Things work until they do not anymore.

Note: Replace Python/Twisted with JavaScript/NodeJS and Hardware/Cloud in the following and you have the same problem and almost the same outcome for 2024.

It was about 2007 and our Python/Twisted project worked really well for what it was intended to do, on the hardware we intended it to run on. Then a Sun sales representative took someone at the company golfing and to an expensive dinner and all of a sudden we were switching from relatively beefy Intel Xenon W5590 based servers that easily scaled vertically to relatively weak Sun Niagara T2 servers that were supposed to scale horizontally.

So when were were scheduled to go to production, we had a bunch of them available because they were not suitable for any of our existing applications. All new applications were required to be provisioned on all these idle servers. This should tell you everything you need to know about what the immediate problem was.

Our application was an I/O bottlenecked application. It just read some data from an RDBMS on first access and then cached that data and updated the server occasionally. It easily scaled vertically, just add more RAM and you can service more clients since most of them were idle. These Intel Xenon machines only had 4 cores and 8 thread but that was plenty, they just needed fast I/O and lots of RAM since the CPU was extremely fast for the time.

The Niagra servers were designed to be web servers, which in many ways were appropriate for our task. Lots of sporadic short lived connections that were I/O bound. The ones we had were about the same cost as the Intel machines were had been using, but were speced with less RAM. This and the fact that each core was approximately as powerful as a Pentium Pro 200 made them the absolutely wrong choice for our Twisted/Python application.

These machines were designed to scale horizontally. A single threaded application no matter how async only scales vertically. These machines were a terrible choice for this application.

I did what any reasonable Principal Engineer would do, I improvised.
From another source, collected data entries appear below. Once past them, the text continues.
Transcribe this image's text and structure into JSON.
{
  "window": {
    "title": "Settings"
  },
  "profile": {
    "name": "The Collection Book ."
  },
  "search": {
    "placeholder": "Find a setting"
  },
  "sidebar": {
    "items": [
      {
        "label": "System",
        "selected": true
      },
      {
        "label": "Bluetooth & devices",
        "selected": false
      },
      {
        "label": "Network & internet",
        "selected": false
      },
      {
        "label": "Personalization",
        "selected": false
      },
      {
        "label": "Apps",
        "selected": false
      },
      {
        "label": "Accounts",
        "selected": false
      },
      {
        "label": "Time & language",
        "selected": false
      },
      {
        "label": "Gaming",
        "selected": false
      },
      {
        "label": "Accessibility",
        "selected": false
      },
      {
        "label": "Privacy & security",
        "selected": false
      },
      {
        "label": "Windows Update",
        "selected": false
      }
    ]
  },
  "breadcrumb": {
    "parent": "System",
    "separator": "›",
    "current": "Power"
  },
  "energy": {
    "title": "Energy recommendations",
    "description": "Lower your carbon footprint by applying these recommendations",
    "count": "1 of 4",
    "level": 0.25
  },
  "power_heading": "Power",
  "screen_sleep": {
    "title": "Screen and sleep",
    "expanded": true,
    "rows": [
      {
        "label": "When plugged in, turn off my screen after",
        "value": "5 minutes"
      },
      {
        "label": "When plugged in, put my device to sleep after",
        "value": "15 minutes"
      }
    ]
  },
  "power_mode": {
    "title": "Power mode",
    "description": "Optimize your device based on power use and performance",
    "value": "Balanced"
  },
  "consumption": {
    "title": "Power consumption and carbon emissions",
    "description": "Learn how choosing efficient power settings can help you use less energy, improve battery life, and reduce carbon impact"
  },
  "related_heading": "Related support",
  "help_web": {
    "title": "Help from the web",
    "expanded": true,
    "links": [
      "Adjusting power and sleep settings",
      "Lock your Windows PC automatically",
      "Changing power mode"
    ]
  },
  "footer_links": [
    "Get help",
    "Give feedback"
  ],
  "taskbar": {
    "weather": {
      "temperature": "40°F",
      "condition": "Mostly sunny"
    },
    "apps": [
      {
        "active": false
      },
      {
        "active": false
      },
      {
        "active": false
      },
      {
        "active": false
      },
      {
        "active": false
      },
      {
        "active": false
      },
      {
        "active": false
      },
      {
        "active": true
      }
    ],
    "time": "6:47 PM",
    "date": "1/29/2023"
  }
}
The RPM already deployed a start, restart, stop script to the was modified to use a script that started one instance of the app per core on the current machine. This was an incredibly hacky way to solve this problem, but we were not given any time to devise a better solution before it had to go to production. We told ourselves, "this is fine" it will get replaced soon with some more appropriate, I had just gotten comfortable with Erlang at the time and figure, porting this simple app would be a good exercise.
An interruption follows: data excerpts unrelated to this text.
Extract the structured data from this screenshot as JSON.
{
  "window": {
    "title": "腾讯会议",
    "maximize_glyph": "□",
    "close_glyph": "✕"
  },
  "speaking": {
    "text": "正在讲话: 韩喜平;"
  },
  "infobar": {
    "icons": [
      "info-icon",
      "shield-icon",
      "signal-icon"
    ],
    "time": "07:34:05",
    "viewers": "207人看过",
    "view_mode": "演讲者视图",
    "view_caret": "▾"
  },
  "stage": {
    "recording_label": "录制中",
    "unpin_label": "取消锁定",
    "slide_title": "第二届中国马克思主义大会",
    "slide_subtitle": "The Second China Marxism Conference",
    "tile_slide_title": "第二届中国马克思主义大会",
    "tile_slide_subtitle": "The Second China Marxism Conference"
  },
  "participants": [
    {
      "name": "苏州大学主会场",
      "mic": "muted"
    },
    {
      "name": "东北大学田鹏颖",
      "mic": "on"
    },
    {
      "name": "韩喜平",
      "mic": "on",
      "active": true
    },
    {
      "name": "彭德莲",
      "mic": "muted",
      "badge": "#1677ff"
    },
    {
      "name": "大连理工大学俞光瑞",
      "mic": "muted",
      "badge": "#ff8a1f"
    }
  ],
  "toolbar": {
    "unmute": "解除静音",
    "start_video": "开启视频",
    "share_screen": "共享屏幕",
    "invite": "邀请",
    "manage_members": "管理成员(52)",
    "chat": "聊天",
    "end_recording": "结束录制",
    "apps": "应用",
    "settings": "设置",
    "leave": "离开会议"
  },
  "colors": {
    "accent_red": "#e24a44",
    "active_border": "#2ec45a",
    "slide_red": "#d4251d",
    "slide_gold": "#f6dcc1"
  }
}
It was, I re-wrote the application in Erlang, it preformed orders of magnitude better and only one instance was required. When we tried to get this version moved to production after testing it reality set in. Management told us we were correct "this is fine", the hacky solution was another teams problem now and we were not allowed to deploy the Erlang version until what was in production broke. It never did, it had 100% uptime for the almost 3 years that application was in service.
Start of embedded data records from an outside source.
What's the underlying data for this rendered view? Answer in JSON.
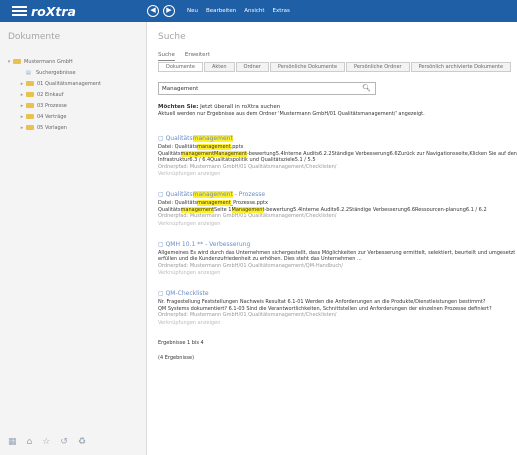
{
  "app": {
    "title": "roXtra",
    "menu": [
      "Neu",
      "Bearbeiten",
      "Ansicht",
      "Extras"
    ]
  },
  "sidebar": {
    "title": "Dokumente",
    "items": [
      {
        "label": "Mustermann GmbH",
        "level": 0,
        "toggle": "▾",
        "icon": "folder"
      },
      {
        "label": "Suchergebnisse",
        "level": 1,
        "toggle": "",
        "icon": "results"
      },
      {
        "label": "01 Qualitätsmanagement",
        "level": 1,
        "toggle": "▸",
        "icon": "folder"
      },
      {
        "label": "02 Einkauf",
        "level": 1,
        "toggle": "▸",
        "icon": "folder"
      },
      {
        "label": "03 Prozesse",
        "level": 1,
        "toggle": "▸",
        "icon": "folder"
      },
      {
        "label": "04 Verträge",
        "level": 1,
        "toggle": "▸",
        "icon": "folder"
      },
      {
        "label": "05 Vorlagen",
        "level": 1,
        "toggle": "▸",
        "icon": "folder"
      }
    ]
  },
  "search": {
    "title": "Suche",
    "subtabs": [
      "Suche",
      "Erweitert"
    ],
    "tabs": [
      "Dokumente",
      "Akten",
      "Ordner",
      "Persönliche Dokumente",
      "Persönliche Ordner",
      "Persönlich archivierte Dokumente"
    ],
    "query": "Management",
    "hint_bold": "Möchten Sie:",
    "hint_rest": "Jetzt überall in roXtra suchen",
    "hint2": "Aktuell werden nur Ergebnisse aus dem Ordner 'Mustermann GmbH/01 Qualitätsmanagement/' angezeigt."
  },
  "results": [
    {
      "title": [
        [
          "Qualitäts",
          false
        ],
        [
          "management",
          true
        ]
      ],
      "lines": [
        [
          [
            "Datei: Qualitäts",
            false
          ],
          [
            "management",
            true
          ],
          [
            ".pptx",
            false
          ]
        ],
        [
          [
            "Qualitäts",
            false
          ],
          [
            "managementManagement",
            true
          ],
          [
            "-bewertung5.4Interne Audits6.2.2Ständige Verbesserung6.6Zurück zur Navigationsseite,Klicken Sie auf den gewünschten",
            false
          ]
        ],
        [
          [
            "Infrastruktur6.3 / 6.4Qualitätspolitik und Qualitätsziele5.1 / 5.5",
            false
          ]
        ]
      ],
      "source": "Ordnerpfad: Mustermann GmbH/01 Qualitätsmanagement/Checklisten/",
      "link": "Verknüpfungen anzeigen"
    },
    {
      "title": [
        [
          "Qualitäts",
          false
        ],
        [
          "management",
          true
        ],
        [
          " - Prozesse",
          false
        ]
      ],
      "lines": [
        [
          [
            "Datei: Qualitäts",
            false
          ],
          [
            "management",
            true
          ],
          [
            "_Prozesse.pptx",
            false
          ]
        ],
        [
          [
            "Qualitäts",
            false
          ],
          [
            "management",
            true
          ],
          [
            "Seite 1",
            false
          ],
          [
            "Management",
            true
          ],
          [
            "-bewertung5.4Interne Audits6.2.2Ständige Verbesserung6.6Ressourcen-planung6.1 / 6.2",
            false
          ]
        ]
      ],
      "source": "Ordnerpfad: Mustermann GmbH/01 Qualitätsmanagement/Checklisten/",
      "link": "Verknüpfungen anzeigen"
    },
    {
      "title": [
        [
          "QMH 10.1 ** - Verbesserung",
          false
        ]
      ],
      "lines": [
        [
          [
            "Allgemeines Es wird durch das Unternehmen sichergestellt, dass Möglichkeiten zur Verbesserung ermittelt, selektiert, beurteilt und umgesetzt werden,",
            false
          ]
        ],
        [
          [
            "erfüllen und die Kundenzufriedenheit zu erhöhen. Dies steht das Unternehmen ...",
            false
          ]
        ]
      ],
      "source": "Ordnerpfad: Mustermann GmbH/01 Qualitätsmanagement/QM-Handbuch/",
      "link": "Verknüpfungen anzeigen"
    },
    {
      "title": [
        [
          "QM-Checkliste",
          false
        ]
      ],
      "lines": [
        [
          [
            "Nr. Fragestellung Feststellungen Nachweis Resultat 6.1-01 Werden die Anforderungen an die Produkte/Dienstleistungen bestimmt?",
            false
          ]
        ],
        [
          [
            "QM Systems dokumentiert? 6.1-03 Sind die Verantwortlichkeiten, Schnittstellen und Anforderungen der einzelnen Prozesse definiert?",
            false
          ]
        ]
      ],
      "source": "Ordnerpfad: Mustermann GmbH/01 Qualitätsmanagement/Checklisten/",
      "link": "Verknüpfungen anzeigen"
    }
  ],
  "paging": {
    "range": "Ergebnisse 1 bis 4",
    "total": "(4 Ergebnisse)"
  }
}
I just did not know enough Erlang to write the application eight weeks earlier or I would have just written it in Erlang to begin with. The fact that the other Principal Engineers I worked with tried to convince management that the Python version would never work and after they said that Erlang was a bad choice. They wanted to use C or Java and estimated a 6 - 9 month design and architecture timeline and about as much development and testing. I wrote 2 versions, in series, while running and overseeing three other projects in a span of about six weeks, eight if you include two weeks of learning Erlang.

Constraints are your friend

What it will not do are constraints that actually free you up to come up with better solutions most of the time. Novel solutions, not "clever" ones, that you come up with from working around arbitrarily imposed constraints or limitations forces you to approach problems from directions you would normally not consider.

This is how technology gets used for things they were not designed for, hopefully in a good way. It also forces you to re-think your ideas about what you "know" about solutions to similar problems with slightly different constraints in the future.